Quand le souvenir des sons de l’instrument sur lequel on a entendu une mélodie a disparu, les parties dont il était composé ont de même disparu.

L’assertion de Henle que les mélodies, une fois que le timbre en a disparu (dans le souvenir), ne se jouent intérieurement que d’une manière abstraite, est donc parfaitement compréhensible. Il n’était pas exercé en psychologie ; il n’aura eu dans ses vieux jours[2] ni la faculté ni la disposition nécessaire pour s’examiner si exactement. Mais, par cette observation, il a en tout cas trahi le maître ; la représentation auditive privée de toute sensation était bien une chose abstraite pour lui.

Ce n’est pas à moi à m’occuper des ouvrages des musiciens. Mais, d’après les citations que nous donne M. Stumpf, de Gurney et O. Jahn, il paraît que la représentation auditive détachée des impressions sensorielles leur est connue, et qu’ils l’ont qualifiée d’abstraite.

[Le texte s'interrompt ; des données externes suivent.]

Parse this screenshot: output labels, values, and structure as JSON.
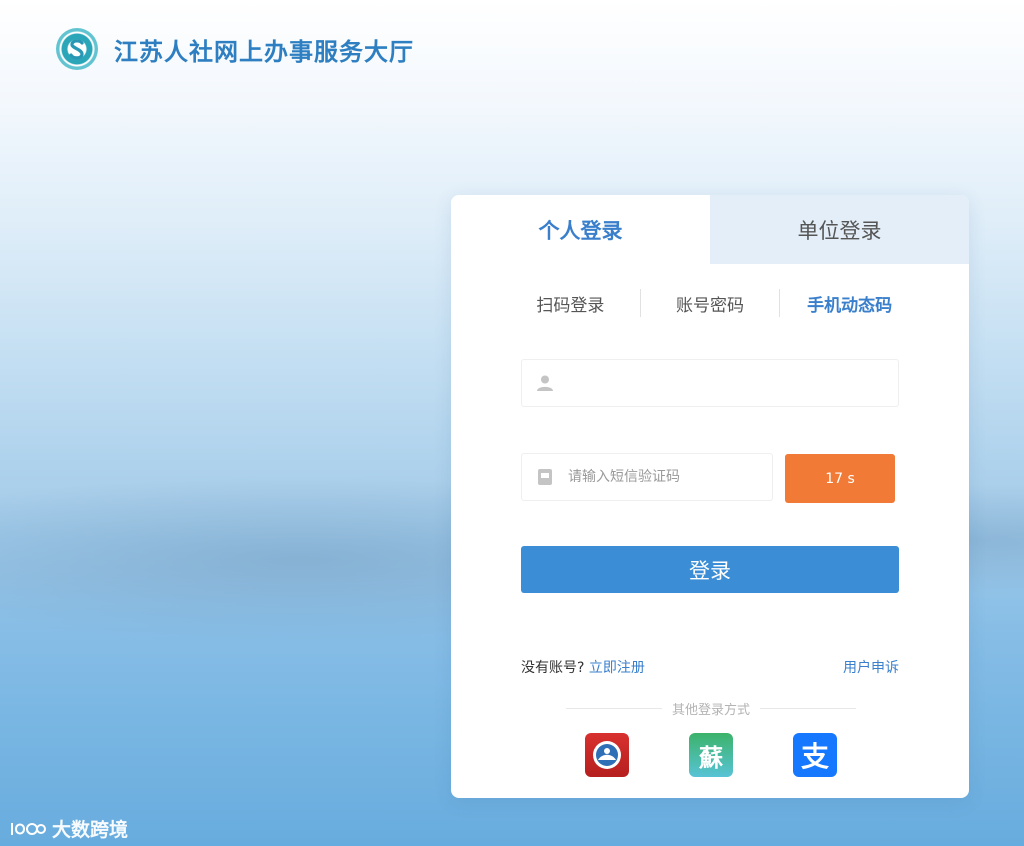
{
  "header": {
    "title": "江苏人社网上办事服务大厅"
  },
  "card": {
    "top_tabs": [
      {
        "label": "个人登录",
        "active": true
      },
      {
        "label": "单位登录",
        "active": false
      }
    ],
    "sub_tabs": [
      {
        "label": "扫码登录",
        "active": false
      },
      {
        "label": "账号密码",
        "active": false
      },
      {
        "label": "手机动态码",
        "active": true
      }
    ],
    "phone_input": {
      "value": "",
      "icon": "user-icon"
    },
    "code_input": {
      "value": "",
      "placeholder": "请输入短信验证码",
      "icon": "message-icon"
    },
    "timer_button": {
      "label": "17 s",
      "color": "#f07a36"
    },
    "login_button": {
      "label": "登录",
      "color": "#3b8ed6"
    },
    "no_account_text": "没有账号?",
    "register_link": "立即注册",
    "complaint_link": "用户申诉",
    "other_login_label": "其他登录方式",
    "other_login_icons": [
      "app-icon",
      "su-icon",
      "alipay-icon"
    ],
    "su_glyph": "蘇",
    "alipay_glyph": "支"
  },
  "watermark": {
    "text": "大数跨境"
  },
  "colors": {
    "accent": "#3a7fcc",
    "orange": "#f07a36"
  }
}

De ce qui vient d’être dit, il ressort qu’il n’y a pas le moindre doute que Stumpf était de l’avis de Henle. Ce n’est qu’après que je lui eus fait remarquer que l’expression de « représentations abstraites » ne pouvait être employée par un psychologue, qu’après que je lui eus rappelé qu’une mélodie devait contenir des représentations de sons d’une certaine hauteur, intensité et durée, ce qui ne répond aucunement au mot abstrait, ce n’est qu’alors, dis-je, qu’il a subitement fait volte-face et qu’il a décliné la responsabilité de ce terme.

J’ai déjà montré qu’il n’a pas été très heureux dans son argumentation, qu’il s’est fourvoyé dans le cul-de-sac des sons simples sans timbre et avec timbre. Mais cela est chose bien accessoire. Cherchons à nous faire une idée claire de ce qui reste, quand une mélodie a perdu (dans le souvenir) son timbre.

Les sons des mélodies se distinguent donc dans notre représentation d’après leur hauteur, leur durée et leur intensité. Il nous a été concédé de tous côtés qu’on peut percevoir ces différences par le secours des innervations musculaires. Henle déclare donc lui-même

  1. Il importe très peu ici que cette règle soit faussée par quelques exceptions ; que quelques individus particulièrement bien doués parviennent à force d’attention à discerner, dans un son composé, les sons constitutifs, non seulement parce que cette aptitude est rare, mais parce qu’en écoutant une mélodie, pareille décomposition n’a pas lieu. Des musiciens du plus grand talent m’ont assuré qu’ils ne saisissaient les sons de leur instrument qu’au total et qu’ils ne les font qu’ainsi revivre en eux.
  2. Il pouvait avoir soixante-dix ans quand il écrivit cette lettre.